This action funds an NSF Postdoctoral Research Fellowship in Biology for FY 2020, Integrative Research Investigating the Rules of Life Governing Interactions Between Genomes, Environment and Phenotypes. The fellowship supports research and training of the Fellow that will contribute to the area of Rules of Life in innovative ways. This research will examine how specialized proteins from organisms like water bears help them survive extreme conditions with the long-term goal of developing products to stabilize a diversity of biological materials. Learning how these proteins function will allow us to stabilize delicate biological systems such as protein-based drugs, probiotics, and even cell therapies to be deployed in remote environments. Previous work indicates that a class of intrinsically disordered proteins is important in surviving extreme conditions. It has been shown that transplanting one of these proteins from water bears to bacteria can significantly improve its dry resistance. Developing this technology further could lead to dry stable storage of live bacteria that can survive extreme conditions including freeze drying, storage, and distribution which could significantly increase the availability of live probiotic drugs, and biosensors to remote areas of the world. The project will also encourage student-centered research and educational practices through a globally diverse non-profit organization devoted to the discipline of synthetic biology.
The underlying hypothesis for this work is that this class of intrinsically disordered proteins (IDPs) is protective against extreme conditions such as desiccation, freeze drying, and radiation.

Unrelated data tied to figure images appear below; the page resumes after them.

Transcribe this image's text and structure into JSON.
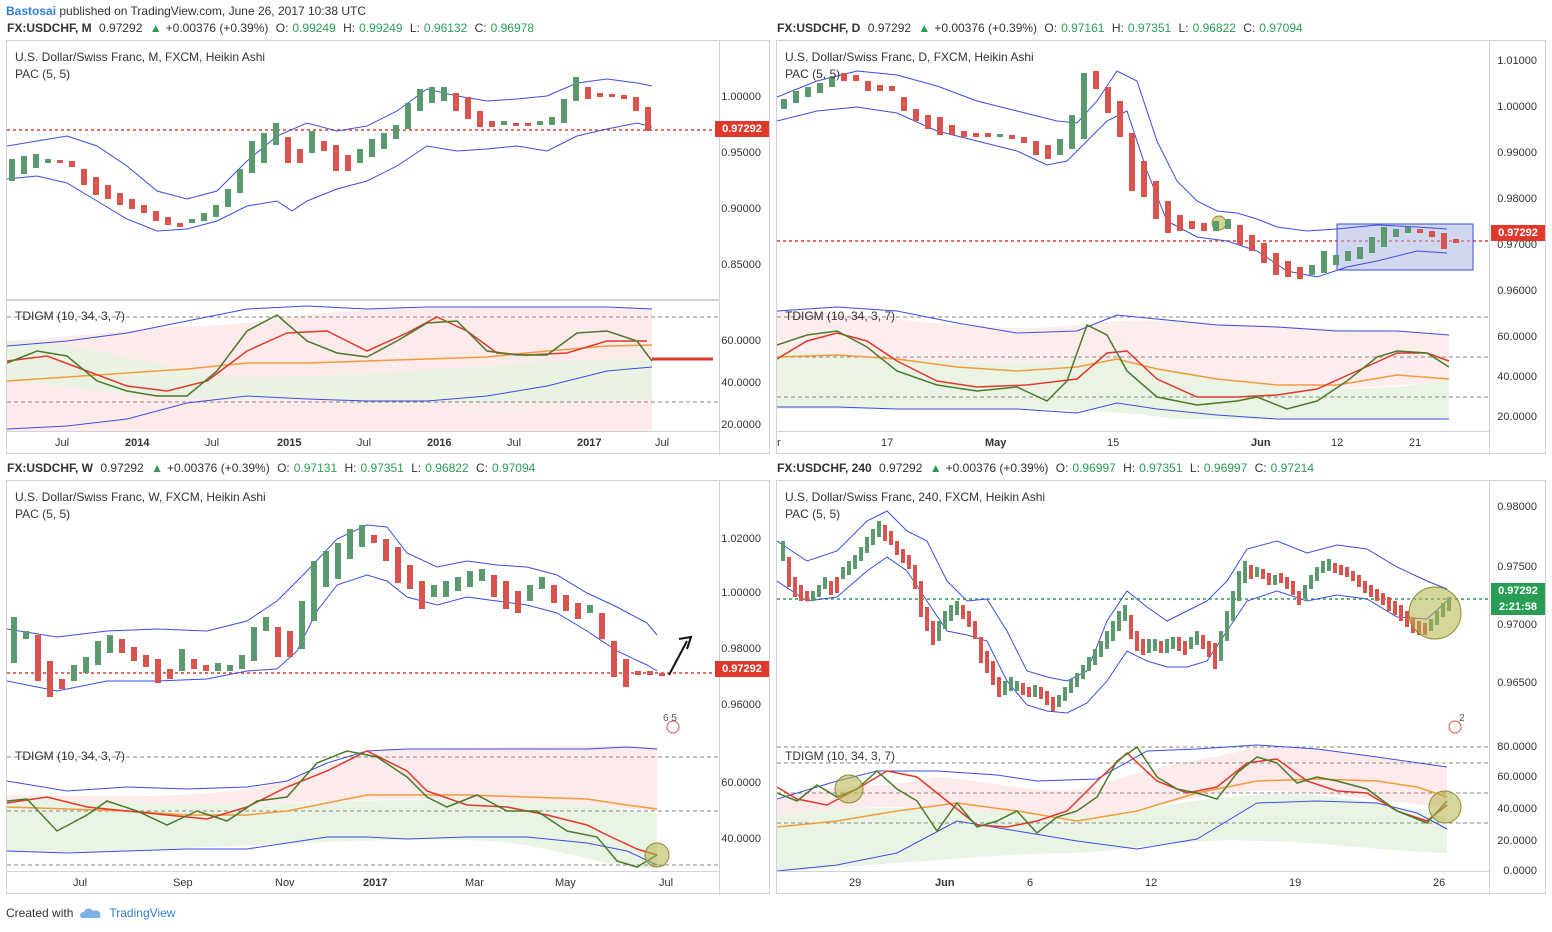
{
  "header": {
    "author": "Bastosai",
    "published": "published on TradingView.com, June 26, 2017 10:38 UTC"
  },
  "footer": {
    "created_with": "Created with",
    "brand": "TradingView"
  },
  "colors": {
    "up": "#5b9a6e",
    "down": "#d9534f",
    "accent": "#2f7ed8",
    "priceline": "#e0392b",
    "tdi_green": "#4a7a2a",
    "tdi_red": "#e0392b",
    "tdi_orange": "#f39a3c",
    "band_blue": "#3a4ee0"
  },
  "panels": [
    {
      "symbol": "FX:USDCHF, M",
      "last": "0.97292",
      "change": "+0.00376 (+0.39%)",
      "o_label": "O:",
      "o": "0.99249",
      "h_label": "H:",
      "h": "0.99249",
      "l_label": "L:",
      "l": "0.96132",
      "c_label": "C:",
      "c": "0.96978",
      "title": "U.S. Dollar/Swiss Franc, M, FXCM, Heikin Ashi",
      "pac": "PAC (5, 5)",
      "tdi": "TDIGM (10, 34, 3, 7)",
      "price_labels": [
        "1.00000",
        "0.95000",
        "0.90000",
        "0.85000"
      ],
      "tdi_labels": [
        "60.0000",
        "40.0000",
        "20.0000"
      ],
      "price_tag": "0.97292",
      "x_labels": [
        "Jul",
        "2014",
        "Jul",
        "2015",
        "Jul",
        "2016",
        "Jul",
        "2017",
        "Jul"
      ]
    },
    {
      "symbol": "FX:USDCHF, D",
      "last": "0.97292",
      "change": "+0.00376 (+0.39%)",
      "o_label": "O:",
      "o": "0.97161",
      "h_label": "H:",
      "h": "0.97351",
      "l_label": "L:",
      "l": "0.96822",
      "c_label": "C:",
      "c": "0.97094",
      "title": "U.S. Dollar/Swiss Franc, D, FXCM, Heikin Ashi",
      "pac": "PAC (5, 5)",
      "tdi": "TDIGM (10, 34, 3, 7)",
      "price_labels": [
        "1.01000",
        "1.00000",
        "0.99000",
        "0.98000",
        "0.97000",
        "0.96000"
      ],
      "tdi_labels": [
        "60.0000",
        "40.0000",
        "20.0000"
      ],
      "price_tag": "0.97292",
      "x_labels": [
        "r",
        "17",
        "May",
        "15",
        "Jun",
        "12",
        "21"
      ]
    },
    {
      "symbol": "FX:USDCHF, W",
      "last": "0.97292",
      "change": "+0.00376 (+0.39%)",
      "o_label": "O:",
      "o": "0.97131",
      "h_label": "H:",
      "h": "0.97351",
      "l_label": "L:",
      "l": "0.96822",
      "c_label": "C:",
      "c": "0.97094",
      "title": "U.S. Dollar/Swiss Franc, W, FXCM, Heikin Ashi",
      "pac": "PAC (5, 5)",
      "tdi": "TDIGM (10, 34, 3, 7)",
      "price_labels": [
        "1.02000",
        "1.00000",
        "0.98000",
        "0.96000"
      ],
      "tdi_labels": [
        "60.0000",
        "40.0000"
      ],
      "price_tag": "0.97292",
      "events": "6 5",
      "x_labels": [
        "Jul",
        "Sep",
        "Nov",
        "2017",
        "Mar",
        "May",
        "Jul"
      ]
    },
    {
      "symbol": "FX:USDCHF, 240",
      "last": "0.97292",
      "change": "+0.00376 (+0.39%)",
      "o_label": "O:",
      "o": "0.96997",
      "h_label": "H:",
      "h": "0.97351",
      "l_label": "L:",
      "l": "0.96997",
      "c_label": "C:",
      "c": "0.97214",
      "title": "U.S. Dollar/Swiss Franc, 240, FXCM, Heikin Ashi",
      "pac": "PAC (5, 5)",
      "tdi": "TDIGM (10, 34, 3, 7)",
      "price_labels": [
        "0.98000",
        "0.97500",
        "0.97000",
        "0.96500"
      ],
      "tdi_labels": [
        "80.0000",
        "60.0000",
        "40.0000",
        "20.0000",
        "0.0000"
      ],
      "price_tag": "0.97292",
      "countdown": "2:21:58",
      "events": "2",
      "x_labels": [
        "29",
        "Jun",
        "6",
        "12",
        "19",
        "26"
      ]
    }
  ]
}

This hypothesis will be tested by first identifying proteins that are likely protective by examining expression and experimental data to identify proteins that may confer such protective capabilities. Next, these proteins will be tested for protective capabilities in a variety of scenarios. These include the in-vitro protection of enzyme activity for enzymes like Lactate Dehydrogenase (LDH) against heat denaturation, and the in-vivo ability to slow pathogenic processes such as immune activation and cell death in human tissue culture. Protein designs that successfully mitigate damage will be studied further to identify key properties that can be accentuated for further protective capacity. These designs will be the basis of products that can protect delicate biological structures from damage. Through this work, the Fellow will gain in depth research experience with synthetic biology with the long-term goal of running his own industrial or academic lab as well as developing teaching and mentoring skills using the International Genetically Engineered Machine (iGEM) as a hub for these activities.
This award reflects NSF's statutory mission and has been deemed worthy of support through evaluation using the Foundation's intellectual merit and broader impacts review criteria.